Вот только никак не мог решиться. Вчера пообещал себе прямо с утра, первым делом, вызвать и поговорить, но всё откладывал, тянул, делами всякими прикрывался.

Потом вдруг в голову пришла шальная мысль: «А, может, её на обед в ресторан позвать? Там и побеседовать в спокойной обстановке».

Без пяти час он попросил Алину пригласить Горностаеву к себе. Разволновался вдруг ни к селу ни к городу, ожидая. Минуты показались вечностью. Что так долго поднимается?

А когда она вошла, какая-то настороженная, непривычно серьёзная, сердце ёкнуло и заныло.

— Здравствуйте, Ремир Ильдарович. Вызывали?

Он кивнул, слова вдруг в горле встали комом.

Она присела напротив, спина прямая, голова чуть вздёрнута, лицо строгое, как у учительницы. Это она обиделась так сильно, что ли? Где улыбка, где манящий взгляд? А с такой вот, как сейчас, даже и с чего начать-то не знаешь.

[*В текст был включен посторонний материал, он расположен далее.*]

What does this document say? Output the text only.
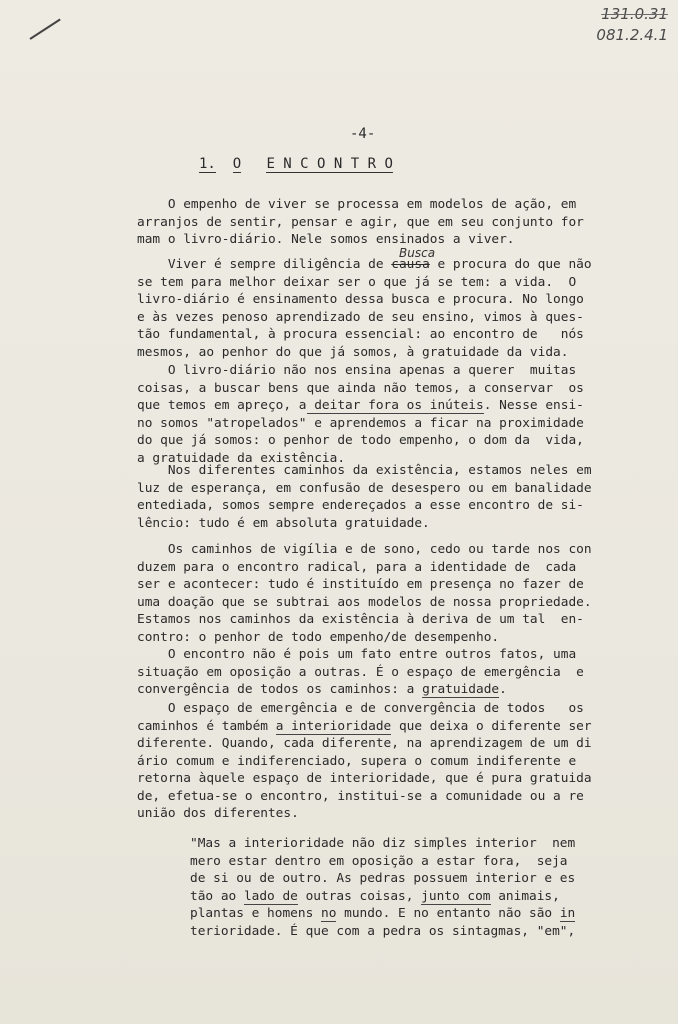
131.0.31
081.2.4.1
-4-
1. O E N C O N T R O
Busca
O empenho de viver se processa em modelos de ação, em
arranjos de sentir, pensar e agir, que em seu conjunto for
mam o livro-diário. Nele somos ensinados a viver.
Viver é sempre diligência de causa e procura do que não
se tem para melhor deixar ser o que já se tem: a vida.  O
livro-diário é ensinamento dessa busca e procura. No longo
e às vezes penoso aprendizado de seu ensino, vimos à ques-
tão fundamental, à procura essencial: ao encontro de   nós
mesmos, ao penhor do que já somos, à gratuidade da vida.
O livro-diário não nos ensina apenas a querer  muitas
coisas, a buscar bens que ainda não temos, a conservar  os
que temos em apreço, a deitar fora os inúteis. Nesse ensi-
no somos "atropelados" e aprendemos a ficar na proximidade
do que já somos: o penhor de todo empenho, o dom da  vida,
a gratuidade da existência.
Nos diferentes caminhos da existência, estamos neles em
luz de esperança, em confusão de desespero ou em banalidade
entediada, somos sempre endereçados a esse encontro de si-
lêncio: tudo é em absoluta gratuidade.
Os caminhos de vigília e de sono, cedo ou tarde nos con
duzem para o encontro radical, para a identidade de  cada
ser e acontecer: tudo é instituído em presença no fazer de
uma doação que se subtrai aos modelos de nossa propriedade.
Estamos nos caminhos da existência à deriva de um tal  en-
contro: o penhor de todo empenho/de desempenho.
O encontro não é pois um fato entre outros fatos, uma
situação em oposição a outras. É o espaço de emergência  e
convergência de todos os caminhos: a gratuidade.
O espaço de emergência e de convergência de todos   os
caminhos é também a interioridade que deixa o diferente ser
diferente. Quando, cada diferente, na aprendizagem de um di
ário comum e indiferenciado, supera o comum indiferente e
retorna àquele espaço de interioridade, que é pura gratuida
de, efetua-se o encontro, institui-se a comunidade ou a re
união dos diferentes.
"Mas a interioridade não diz simples interior  nem
mero estar dentro em oposição a estar fora,  seja
de si ou de outro. As pedras possuem interior e es
tão ao lado de outras coisas, junto com animais,
plantas e homens no mundo. E no entanto não são in
terioridade. É que com a pedra os sintagmas, "em",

Он закусил губу, отвёл глаза, снова посмотрел — она сидела всё так же, неподвижно, как изваяние, только голову опустила вниз.

— Ты… вы уже ознакомились с новым приказом? — наконец выдавил он.

Она вскинула на него глаза. Взгляд слегка недоумённый, но всё такой же… не то чтобы холодный, а просто отстранённый. Когда смотрят холодно, то видно — этот холод предназначен лично для тебя. Пусть плохо, но о тебе думают, что-то чувствуют. А в её глазах были и жизнь, и тепло, и всякое-разное, но всё это для него недосягаемо. Словно огорожено от него невидимой, непроницаемой стеной. Словно он в стороне, лишний, ненужный, чужой.

А как сильно хотелось, чтобы она опять на него посмотрела, как раньше! Призывно, влекуще, пусть порочно, хоть тысячу раз порочно, только б не эта отрешённость.